Really interesting piece, this. I think I would've liked to have heard their response to critics who talk of the structures all falling into a narrow range of designs, but also - you can't always get what you want from an interview!
I do find a lot of sniping about the towers very dull, though. Lots of this country is covered in identikit housing (endless rows of terraces, vast swathes of mock-Tudor semi-detached, legions of Washington/Peveril/whatever marching over a hillside) and yet somehow the ire is focused on these shimmering structures. Every age produces a lot of average, some terrible, and some good architecture, this age is no different.

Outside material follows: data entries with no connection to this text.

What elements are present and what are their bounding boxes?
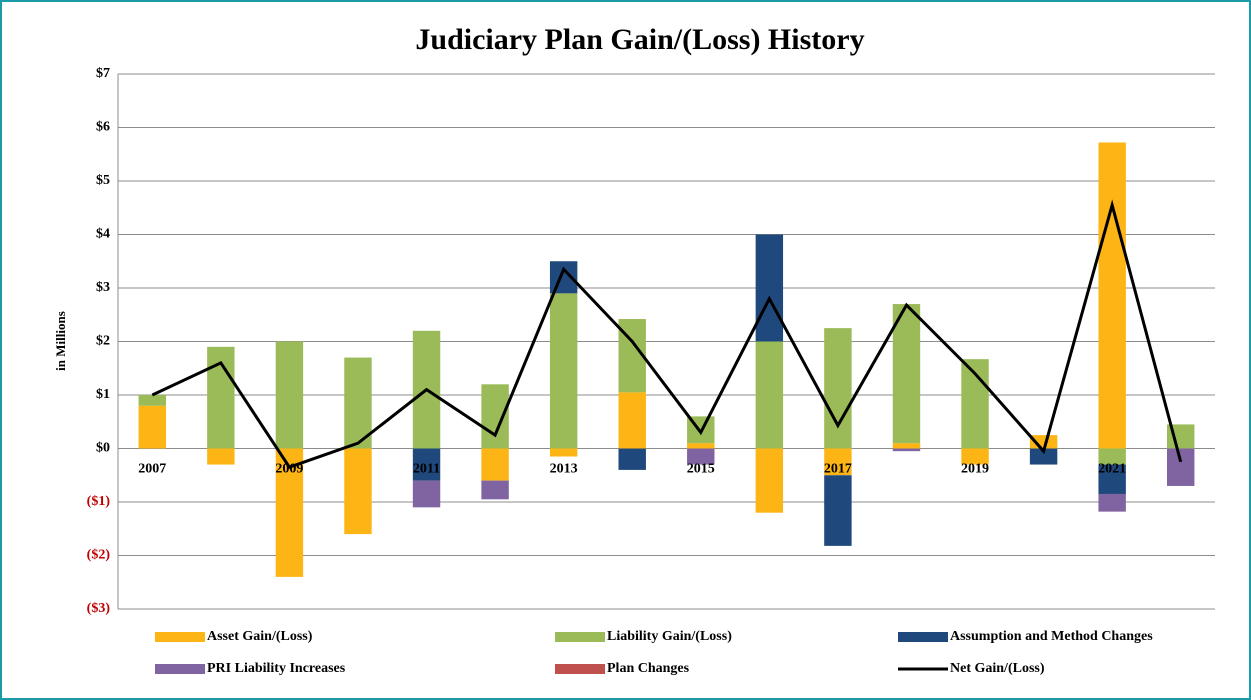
y-axis-label: in Millions [53, 311, 68, 371]
bar [138, 405, 166, 449]
legend-label: Plan Changes [607, 661, 690, 676]
bar [1098, 448, 1126, 465]
y-tick-label: $4 [96, 227, 110, 242]
x-tick-label: 2021 [1098, 462, 1126, 477]
bar [824, 475, 852, 546]
legend-swatch [898, 632, 948, 642]
bar [892, 304, 921, 444]
legend-label: PRI Liability Increases [207, 661, 346, 676]
y-tick-label: $0 [96, 441, 110, 456]
y-tick-label: $2 [96, 334, 110, 349]
legend-swatch [555, 664, 605, 674]
bar [755, 448, 784, 513]
bar [687, 448, 715, 465]
bar [275, 341, 304, 449]
legend-swatch [555, 632, 605, 642]
bar [481, 448, 509, 481]
bar [481, 480, 509, 500]
bar [275, 448, 304, 577]
bar [892, 443, 921, 449]
x-tick-label: 2013 [550, 462, 578, 477]
bar [412, 480, 441, 508]
legend-swatch [155, 632, 205, 642]
bar [755, 234, 784, 342]
bar [824, 328, 852, 449]
y-tick-label: $5 [96, 173, 110, 188]
legend-label: Assumption and Method Changes [950, 629, 1153, 644]
bar [412, 448, 441, 481]
y-tick-label: ($1) [87, 494, 111, 509]
bar [824, 448, 852, 476]
bar [481, 384, 509, 449]
y-tick-label: $6 [96, 120, 110, 135]
chart-title: Judiciary Plan Gain/(Loss) History [415, 23, 864, 56]
bar [755, 341, 784, 449]
y-tick-label: ($2) [87, 548, 111, 563]
bar [618, 392, 646, 449]
bar [344, 448, 372, 535]
y-tick-label: ($3) [87, 601, 111, 616]
x-tick-label: 2007 [138, 462, 166, 477]
bar [1167, 448, 1195, 486]
bar [1098, 493, 1126, 512]
bar [549, 293, 578, 449]
x-tick-label: 2015 [687, 462, 715, 477]
y-tick-label: $7 [96, 66, 110, 81]
y-tick-label: $1 [96, 387, 110, 402]
legend-swatch [155, 664, 205, 674]
bar [1098, 464, 1126, 494]
bar [618, 448, 646, 470]
legend-label: Net Gain/(Loss) [950, 661, 1045, 676]
net-line [151, 199, 1183, 470]
bar [207, 448, 235, 465]
legend-label: Liability Gain/(Loss) [607, 629, 732, 644]
bar [892, 448, 921, 452]
x-tick-label: 2019 [961, 462, 989, 477]
bar [1098, 142, 1126, 449]
bar [961, 448, 989, 465]
legend-label: Asset Gain/(Loss) [207, 629, 313, 644]
bar [138, 395, 166, 406]
bar [344, 357, 372, 449]
bar [1029, 448, 1058, 465]
x-tick-label: 2011 [413, 462, 440, 477]
bar [549, 448, 578, 457]
x-tick-label: 2017 [824, 462, 852, 477]
bar [687, 443, 715, 449]
y-tick-label: $3 [96, 280, 110, 295]
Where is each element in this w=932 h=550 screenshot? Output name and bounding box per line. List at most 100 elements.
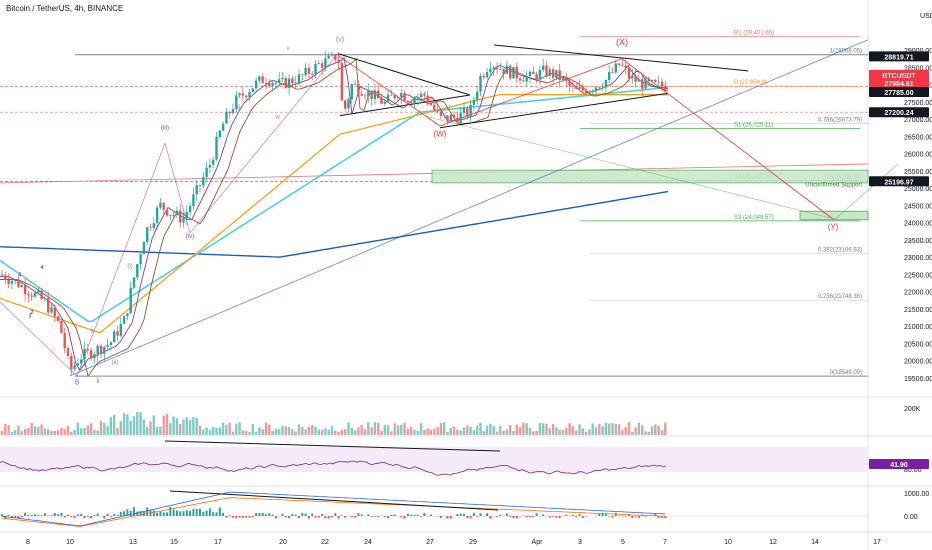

Yet the presumption in a lot of critiques is that somehow what went before is better - no, just much of what survives tends to be the better stuff, the past generations were equally as capable of creating structures without "human scale" or aesthetic appeal to anyone. York Minster is well, well out of human scale, yet I'm not sure we'd see many folks demanding it be torn down! It is a stunning building for its own reasons; and I think some of what has been built may well enter the canon of "good" rather than "average" over time; and as other things come through to change what we build.
I still can't look at the Beetham Tower without cringing. The first outbreak of the Japanese Knotweed now strangling the amazing wildflower meadow that is/ was our city centre. It needed refreshing, growing and managing with love and care; not swamping with alien invasive species out of all proportion to human scale.